The debris field transits used to happen every 93 minutes, but now they occur every 30 to 40 minutes. According to Harvard University astronomer Jonathan McDowell, “there will be a huge error bar on whether there is the risk to ISS. Thus the caution,” presuming the debris field is created by a broken-up satellite. The debris field’s origin is unknown, although it appears to coincide with rumors that Russia has launched an anti-satellite (ASAT) weapons test. The target, according to Gunter Krebs, a physicist, and editor of Gunter’s Space Page, was an “ancient Soviet Tselina-D SIGINT satellite called Kosmos-1408 (1982-092A).
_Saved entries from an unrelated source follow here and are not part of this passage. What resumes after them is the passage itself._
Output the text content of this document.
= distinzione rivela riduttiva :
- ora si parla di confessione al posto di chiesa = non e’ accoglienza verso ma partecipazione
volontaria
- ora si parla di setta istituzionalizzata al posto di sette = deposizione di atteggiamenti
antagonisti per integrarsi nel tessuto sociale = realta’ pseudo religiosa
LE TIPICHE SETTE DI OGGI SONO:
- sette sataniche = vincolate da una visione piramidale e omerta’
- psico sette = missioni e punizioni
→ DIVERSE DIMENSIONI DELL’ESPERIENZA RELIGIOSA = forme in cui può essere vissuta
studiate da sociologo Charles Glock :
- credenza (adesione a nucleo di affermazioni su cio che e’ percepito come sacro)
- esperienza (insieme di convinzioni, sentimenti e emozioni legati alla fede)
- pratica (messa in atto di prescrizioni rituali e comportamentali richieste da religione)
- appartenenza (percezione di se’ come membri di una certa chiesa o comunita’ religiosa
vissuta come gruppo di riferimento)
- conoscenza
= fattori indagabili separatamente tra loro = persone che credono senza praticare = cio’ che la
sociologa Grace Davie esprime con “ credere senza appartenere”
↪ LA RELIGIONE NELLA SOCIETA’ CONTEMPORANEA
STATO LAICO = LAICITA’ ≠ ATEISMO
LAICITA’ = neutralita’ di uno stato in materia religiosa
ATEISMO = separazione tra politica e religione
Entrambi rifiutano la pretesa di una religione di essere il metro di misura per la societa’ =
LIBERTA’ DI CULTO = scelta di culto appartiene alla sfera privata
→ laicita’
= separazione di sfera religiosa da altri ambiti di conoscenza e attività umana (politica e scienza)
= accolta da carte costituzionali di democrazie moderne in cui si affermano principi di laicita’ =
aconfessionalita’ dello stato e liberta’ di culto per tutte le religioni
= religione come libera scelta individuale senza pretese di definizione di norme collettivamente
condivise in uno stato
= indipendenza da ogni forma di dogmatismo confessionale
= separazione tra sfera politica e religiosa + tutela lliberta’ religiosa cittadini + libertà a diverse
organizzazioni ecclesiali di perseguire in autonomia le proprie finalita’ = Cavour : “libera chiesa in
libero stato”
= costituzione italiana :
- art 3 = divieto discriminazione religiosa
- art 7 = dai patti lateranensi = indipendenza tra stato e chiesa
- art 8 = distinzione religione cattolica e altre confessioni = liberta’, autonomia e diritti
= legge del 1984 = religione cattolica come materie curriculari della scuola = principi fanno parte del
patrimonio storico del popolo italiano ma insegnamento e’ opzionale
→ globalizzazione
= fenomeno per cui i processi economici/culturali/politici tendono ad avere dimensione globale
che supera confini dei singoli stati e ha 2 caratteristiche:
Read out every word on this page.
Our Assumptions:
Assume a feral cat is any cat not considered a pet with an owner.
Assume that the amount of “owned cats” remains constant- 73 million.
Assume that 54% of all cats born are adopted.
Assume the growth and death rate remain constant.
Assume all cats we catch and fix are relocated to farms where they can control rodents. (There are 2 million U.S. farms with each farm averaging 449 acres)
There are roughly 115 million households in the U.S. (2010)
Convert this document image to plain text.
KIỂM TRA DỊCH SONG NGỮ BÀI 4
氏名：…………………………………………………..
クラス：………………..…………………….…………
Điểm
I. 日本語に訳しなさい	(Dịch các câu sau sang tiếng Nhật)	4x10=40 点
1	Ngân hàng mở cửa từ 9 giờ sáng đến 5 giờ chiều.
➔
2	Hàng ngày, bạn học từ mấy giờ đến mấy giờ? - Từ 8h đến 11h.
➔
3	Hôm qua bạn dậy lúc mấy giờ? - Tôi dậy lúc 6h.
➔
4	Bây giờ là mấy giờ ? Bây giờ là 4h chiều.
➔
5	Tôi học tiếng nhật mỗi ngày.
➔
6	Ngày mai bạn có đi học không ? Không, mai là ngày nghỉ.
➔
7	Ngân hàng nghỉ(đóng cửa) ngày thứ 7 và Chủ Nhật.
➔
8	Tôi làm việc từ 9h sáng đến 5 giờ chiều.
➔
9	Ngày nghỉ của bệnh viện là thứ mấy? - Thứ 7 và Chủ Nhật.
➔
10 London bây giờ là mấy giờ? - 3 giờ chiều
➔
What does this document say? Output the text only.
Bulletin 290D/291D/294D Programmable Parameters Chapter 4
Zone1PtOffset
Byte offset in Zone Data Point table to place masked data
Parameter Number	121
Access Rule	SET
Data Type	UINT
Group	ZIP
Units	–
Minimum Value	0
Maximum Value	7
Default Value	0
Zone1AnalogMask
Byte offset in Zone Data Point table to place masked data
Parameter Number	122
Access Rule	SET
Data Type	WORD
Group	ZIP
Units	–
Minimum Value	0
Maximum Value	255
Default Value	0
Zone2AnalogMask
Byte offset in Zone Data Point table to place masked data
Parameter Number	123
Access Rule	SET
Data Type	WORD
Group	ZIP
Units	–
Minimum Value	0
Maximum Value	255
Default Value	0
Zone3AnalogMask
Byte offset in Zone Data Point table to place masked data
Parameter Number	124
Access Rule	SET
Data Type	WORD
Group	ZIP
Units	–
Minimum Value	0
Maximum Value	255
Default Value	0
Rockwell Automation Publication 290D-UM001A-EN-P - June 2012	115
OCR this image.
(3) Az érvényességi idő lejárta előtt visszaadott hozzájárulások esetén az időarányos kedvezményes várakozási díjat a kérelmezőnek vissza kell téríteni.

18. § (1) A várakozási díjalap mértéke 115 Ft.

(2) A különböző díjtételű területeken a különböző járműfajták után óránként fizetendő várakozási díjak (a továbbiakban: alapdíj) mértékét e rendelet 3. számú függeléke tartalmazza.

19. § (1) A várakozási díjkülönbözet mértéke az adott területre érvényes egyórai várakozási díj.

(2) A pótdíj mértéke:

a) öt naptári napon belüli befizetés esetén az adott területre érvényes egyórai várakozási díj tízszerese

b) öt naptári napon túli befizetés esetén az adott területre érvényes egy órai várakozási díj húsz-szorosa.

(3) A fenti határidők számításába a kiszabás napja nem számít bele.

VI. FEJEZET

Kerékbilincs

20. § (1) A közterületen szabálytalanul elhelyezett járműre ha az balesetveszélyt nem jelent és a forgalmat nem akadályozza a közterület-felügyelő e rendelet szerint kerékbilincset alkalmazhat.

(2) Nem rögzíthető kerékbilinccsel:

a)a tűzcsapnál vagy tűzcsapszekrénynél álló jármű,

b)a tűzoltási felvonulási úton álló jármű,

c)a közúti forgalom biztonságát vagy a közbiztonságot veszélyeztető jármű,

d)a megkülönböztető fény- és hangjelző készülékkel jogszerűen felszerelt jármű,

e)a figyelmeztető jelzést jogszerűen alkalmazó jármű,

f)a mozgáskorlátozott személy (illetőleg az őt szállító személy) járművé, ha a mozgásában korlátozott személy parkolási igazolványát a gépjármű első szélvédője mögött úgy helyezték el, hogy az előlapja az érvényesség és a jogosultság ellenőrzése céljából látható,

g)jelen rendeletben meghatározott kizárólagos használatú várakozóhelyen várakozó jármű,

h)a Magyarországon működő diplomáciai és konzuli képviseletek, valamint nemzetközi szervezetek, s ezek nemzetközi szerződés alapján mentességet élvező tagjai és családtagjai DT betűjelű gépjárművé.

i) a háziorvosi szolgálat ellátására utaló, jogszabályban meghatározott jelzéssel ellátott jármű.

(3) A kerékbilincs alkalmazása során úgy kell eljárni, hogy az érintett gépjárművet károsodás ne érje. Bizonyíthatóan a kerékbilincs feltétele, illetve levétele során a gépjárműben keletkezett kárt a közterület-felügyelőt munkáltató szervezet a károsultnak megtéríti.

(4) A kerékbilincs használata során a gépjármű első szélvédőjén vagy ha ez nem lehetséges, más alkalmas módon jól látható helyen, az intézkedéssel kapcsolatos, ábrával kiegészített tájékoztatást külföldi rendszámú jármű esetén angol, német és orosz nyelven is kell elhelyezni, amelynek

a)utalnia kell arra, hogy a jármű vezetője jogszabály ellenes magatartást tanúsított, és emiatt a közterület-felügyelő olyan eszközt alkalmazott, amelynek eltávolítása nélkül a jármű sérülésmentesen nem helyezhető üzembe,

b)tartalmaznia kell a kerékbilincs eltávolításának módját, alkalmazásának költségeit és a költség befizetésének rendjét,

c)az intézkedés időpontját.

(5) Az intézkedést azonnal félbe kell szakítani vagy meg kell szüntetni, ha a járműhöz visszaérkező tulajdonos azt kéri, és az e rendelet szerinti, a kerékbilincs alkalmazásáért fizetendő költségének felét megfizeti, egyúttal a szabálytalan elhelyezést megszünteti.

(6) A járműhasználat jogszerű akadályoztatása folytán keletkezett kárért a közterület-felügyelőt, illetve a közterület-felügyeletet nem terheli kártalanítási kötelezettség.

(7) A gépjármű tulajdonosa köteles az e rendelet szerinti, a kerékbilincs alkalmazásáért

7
Launched in 1982, which has been dead for decades,” and “14 debris particles have been detected.” “So far, no confirmation from official sources,” Krebs cautions. The United States Space Force is “aware of a debris-generating event in outer space” and is “working to characterize the debris field, as well as ensuring that all space-faring nations have the information necessary to maneuver satellites if impacted,” according to New York Times space reporter Joey Roulette.
In 2019, India attempted something similar, joining the United States, Russia, and China in testing anti-satellite weaponry. The employment of weapons of mass devastation in space is now prohibited under the United Nations Outer Space Treaty signed in 1967.